Pourquoi le prix de l’essence peut baisser puis remonter très vite

Publié le par Mathieu ARGAUD-YVES

Le prix de l’essence ne suit jamais une trajectoire linéaire. Il peut reculer nettement pendant quelques jours, puis repartir presque aussitôt. C’est exactement ce que montre la séquence observée début août 2026. Plusieurs distributeurs évoquent une baisse sensible à la pompe dès le week-end, alors même que le pétrole brut recommence déjà à se tendre sur les marchés.
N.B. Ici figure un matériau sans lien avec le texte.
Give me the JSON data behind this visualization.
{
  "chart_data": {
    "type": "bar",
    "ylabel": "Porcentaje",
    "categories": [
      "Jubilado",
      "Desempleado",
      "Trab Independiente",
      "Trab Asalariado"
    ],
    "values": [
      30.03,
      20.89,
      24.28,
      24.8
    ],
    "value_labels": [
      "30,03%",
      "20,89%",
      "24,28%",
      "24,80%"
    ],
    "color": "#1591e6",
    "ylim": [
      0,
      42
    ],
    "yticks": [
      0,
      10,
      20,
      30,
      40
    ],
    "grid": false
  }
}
Pour les automobilistes, cela signifie une chose simple : une bonne nouvelle peut arriver vite, mais elle peut aussi s’effacer en peu de temps.
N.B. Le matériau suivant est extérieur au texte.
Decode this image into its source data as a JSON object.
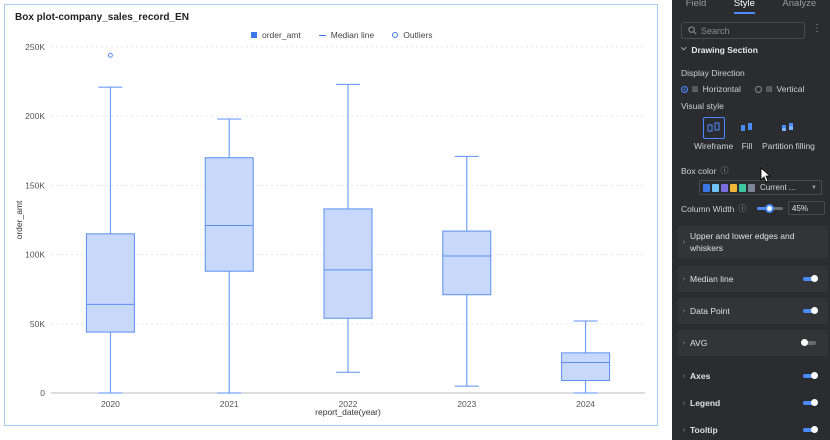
{
  "chart": {
    "title": "Box plot-company_sales_record_EN",
    "legend": {
      "series": "order_amt",
      "median": "Median line",
      "outliers": "Outliers"
    },
    "ylabel": "order_amt",
    "xlabel": "report_date(year)",
    "yticks": [
      "250K",
      "200K",
      "150K",
      "100K",
      "50K",
      "0"
    ]
  },
  "chart_data": {
    "type": "box",
    "title": "Box plot-company_sales_record_EN",
    "xlabel": "report_date(year)",
    "ylabel": "order_amt",
    "ylim": [
      0,
      250000
    ],
    "categories": [
      "2020",
      "2021",
      "2022",
      "2023",
      "2024"
    ],
    "boxes": [
      {
        "min": 0,
        "q1": 44000,
        "median": 64000,
        "q3": 115000,
        "max": 221000,
        "outliers": [
          244000
        ]
      },
      {
        "min": 0,
        "q1": 88000,
        "median": 121000,
        "q3": 170000,
        "max": 198000,
        "outliers": []
      },
      {
        "min": 15000,
        "q1": 54000,
        "median": 89000,
        "q3": 133000,
        "max": 223000,
        "outliers": []
      },
      {
        "min": 5000,
        "q1": 71000,
        "median": 99000,
        "q3": 117000,
        "max": 171000,
        "outliers": []
      },
      {
        "min": 0,
        "q1": 9000,
        "median": 22000,
        "q3": 29000,
        "max": 52000,
        "outliers": []
      }
    ],
    "color": "#5b8ff0",
    "fill": "#c7d8fb",
    "grid": true,
    "legend_position": "top-center"
  },
  "panel": {
    "tabs": [
      "Field",
      "Style",
      "Analyze"
    ],
    "active_tab": "Style",
    "search_placeholder": "Search",
    "section": "Drawing Section",
    "display_direction_label": "Display Direction",
    "horizontal": "Horizontal",
    "vertical": "Vertical",
    "visual_style_label": "Visual style",
    "styles": [
      "Wireframe",
      "Fill",
      "Partition filling"
    ],
    "box_color_label": "Box color",
    "box_color_value": "Current ...",
    "palette": [
      "#3b78e7",
      "#6fc3f7",
      "#7b6fe0",
      "#f2b63a",
      "#3fc7a0",
      "#7e8597"
    ],
    "column_width_label": "Column Width",
    "column_width_value": "45%",
    "column_width_fraction": 0.45,
    "accordions": [
      {
        "label": "Upper and lower edges and whiskers",
        "label2": "",
        "toggle": null
      },
      {
        "label": "Median line",
        "toggle": true
      },
      {
        "label": "Data Point",
        "toggle": true
      },
      {
        "label": "AVG",
        "toggle": false
      }
    ],
    "sections": [
      {
        "label": "Axes",
        "toggle": true
      },
      {
        "label": "Legend",
        "toggle": true
      },
      {
        "label": "Tooltip",
        "toggle": true
      }
    ]
  }
}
Premier élément à comprendre : la pompe réagit au brut avec un décalage. Selon L’Indépendant, une baisse de 10 à 12 centimes peut devenir visible si le Brent passe sous certains seuils. Capital relaie la même idée : la baisse du baril finit par se transmettre aux carburants, mais pas instantanément. C’est pour cela qu’une station peut afficher un prix en recul alors que les marchés pétroliers, eux, sont déjà repartis dans l’autre sens.

Cette mécanique explique une grande partie de l’impression de yo-yo ressentie par les conducteurs. Quand le brut recule franchement, les distributeurs ajustent leurs tarifs avec quelques jours de retard. Mais si le Brent rebondit avant que la baisse n’ait eu le temps de s’installer durablement, la fenêtre de répit devient très courte. Notre article sur le délai à la pompe détaille justement ce décalage entre marché international et prix affiché en station.

Deuxième facteur : le marché pétrolier reste suspendu à la situation au Moyen-Orient, et surtout au détroit d’Ormuz. Ce point de passage concentre une part décisive des flux mondiaux d’hydrocarbures. Cyril Jarnias rappelle qu’entre 20 % et 25 % du pétrole brut et du gaz naturel liquéfié échangés chaque jour par voie maritime y transitent. L’Energeek insiste lui aussi sur ce poids stratégique. Dès qu’un risque pèse sur ce passage, même sans rupture effective de l’offre, les cours montent vite. À l’inverse, un simple espoir d’apaisement peut faire redescendre la tension presque immédiatement.

Le problème est que cet apaisement reste jugé fragile. Ouest-France souligne qu’un début d’accord reste flou et laisse de nombreuses incertitudes. Autrement dit, le marché n’est pas revenu à une situation normale. Il a seulement effacé une partie de la prime de risque qu’il avait accumulée quand le scénario d’une crise plus grave semblait plausible.

Troisième point, souvent sous-estimé : le pétrole réagit autant aux anticipations qu’aux volumes réellement disponibles. Les investisseurs arbitrent en permanence entre détente diplomatique et risque de rechute. Prix du baril indique ainsi que l’optimisme sur un accord au Moyen-Orient s’effrite déjà, avec un Brent remonté à 81,08 dollars. Boursier.com parle aussi d’un climat de prudence malgré des avancées diplomatiques. Cette nervosité suffit à provoquer des rebonds rapides.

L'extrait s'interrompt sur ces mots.